Re: 11860-Document Analyzer

Posted: Fri Jun 29, 2012 1:25 am
by brianfry713
My C++ code uses a map<string,int> and an array, no priority queue. I use an algorithm similar to the one described by Leonid in this thread and get AC in 0.868 sec.
I rewrote my code in JAVA and got AC in 2.044 sec.

Re: 11860-Document Analyzer

Posted: Sat Sep 08, 2012 12:57 am
by Scarecrow
please help someone. getting WA

Code: Select all

AC

Re: 11860-Document Analyzer

Posted: Thu Jun 05, 2014 7:04 am
by uDebug
Leonid wrote: Suppose you have an interval of words [a, b], where b > a. There are 2 possibilities: either there are all unique words in the interval or not.
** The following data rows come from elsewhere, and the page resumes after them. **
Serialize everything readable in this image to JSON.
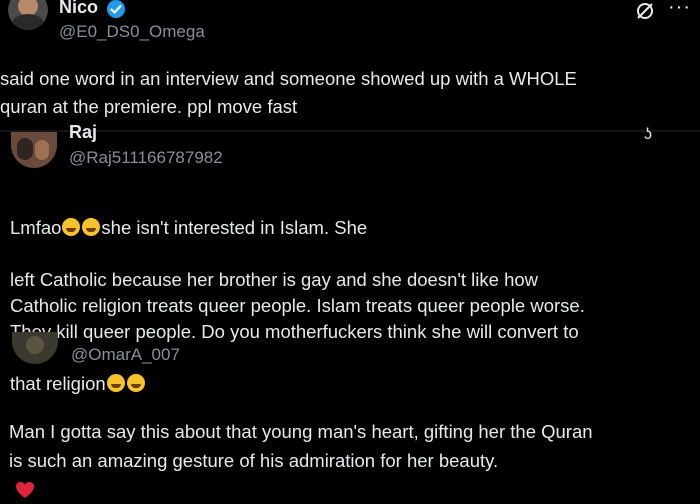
{
  "posts": [
    {
      "author": "Nico",
      "verified": true,
      "handle": "@E0_DS0_Omega",
      "text": "said one word in an interview and someone showed up with a WHOLE\nquran at the premiere. ppl move fast"
    },
    {
      "author": "Raj",
      "handle": "@Raj511166787982",
      "text_line1_start": "Lmfao",
      "text_line1_end": "she isn't interested in Islam. She",
      "text_rest": "left Catholic because her brother is gay and she doesn't like how\nCatholic religion treats queer people. Islam treats queer people worse.\nThey kill queer people. Do you motherfuckers think she will convert to",
      "text_last": "that religion"
    },
    {
      "handle": "@OmarA_007",
      "text": "Man I gotta say this about that young man's heart, gifting her the Quran\nis such an amazing gesture of his admiration for her beauty."
    }
  ],
  "icons": {
    "verified": "verified-badge-icon",
    "grok": "grok-icon",
    "heart": "heart-icon",
    "emoji": "rolling-laughing-emoji"
  },
  "colors": {
    "verified": "#1d9bf0",
    "heart": "#e0243b",
    "handle": "#8b8f94",
    "divider": "#1f1f1f"
  }
}
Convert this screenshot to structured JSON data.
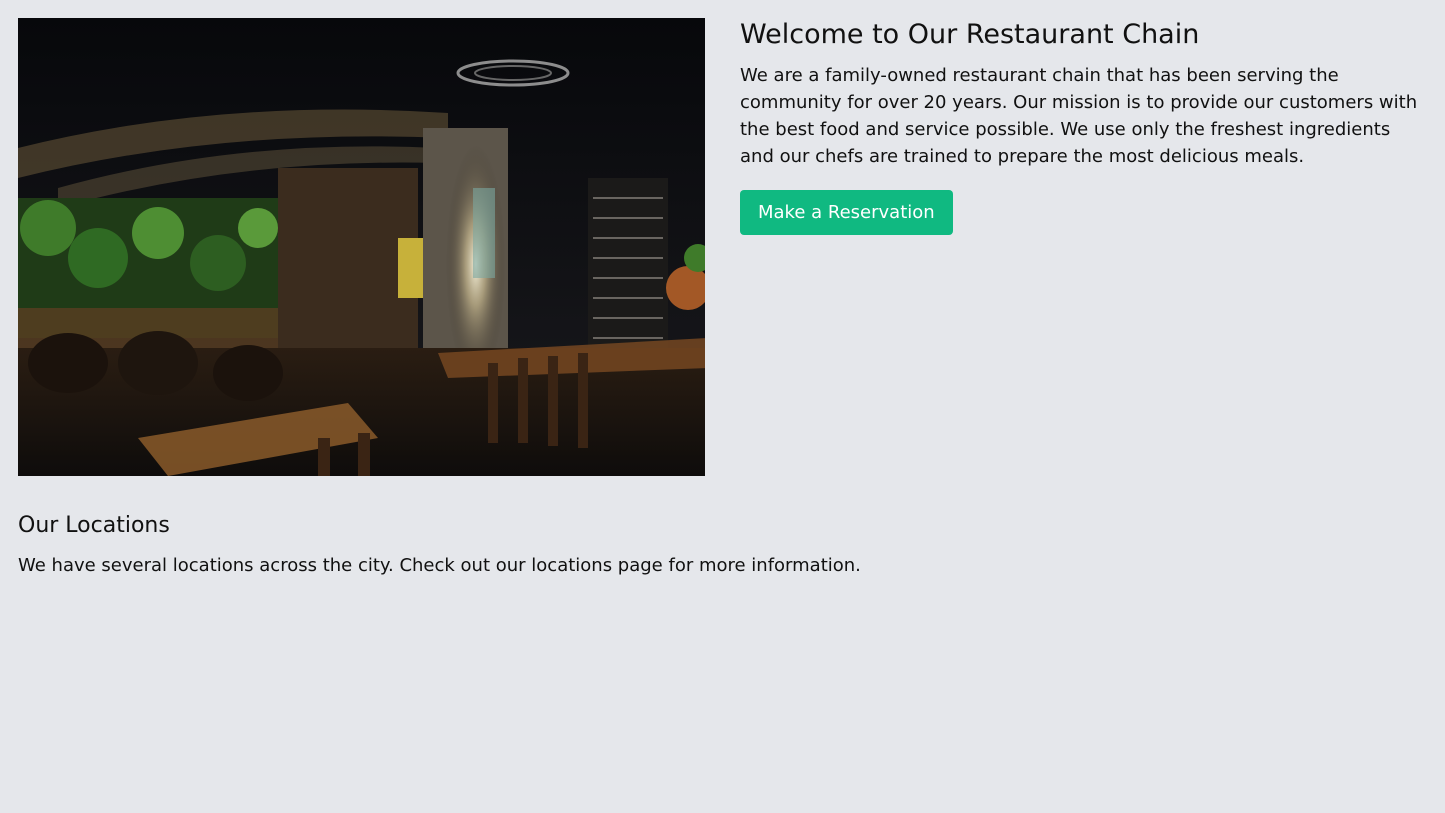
{
  "hero": {
    "image_alt": "Restaurant interior"
  },
  "intro": {
    "title": "Welcome to Our Restaurant Chain",
    "description": "We are a family-owned restaurant chain that has been serving the community for over 20 years. Our mission is to provide our customers with the best food and service possible. We use only the freshest ingredients and our chefs are trained to prepare the most delicious meals.",
    "cta_label": "Make a Reservation"
  },
  "locations": {
    "title": "Our Locations",
    "description": "We have several locations across the city. Check out our locations page for more information."
  },
  "colors": {
    "background": "#e5e7eb",
    "accent": "#10b981",
    "text": "#111111"
  }
}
If interval contains all unique words, then we can shorten the interval to [a + 1, b]. If there aren't yet all words then we should increase the length of the interval: [a, b + 1]. The solution can be found by starting with interval [0, 0], and moving this interval towards [n, n]. It has complexity O(N * LOG(N)), if map is used to lookup similar words, and can be increased to O(N) by using hashes (disregarding word length).
Thank you very much, Leonid. This was very useful.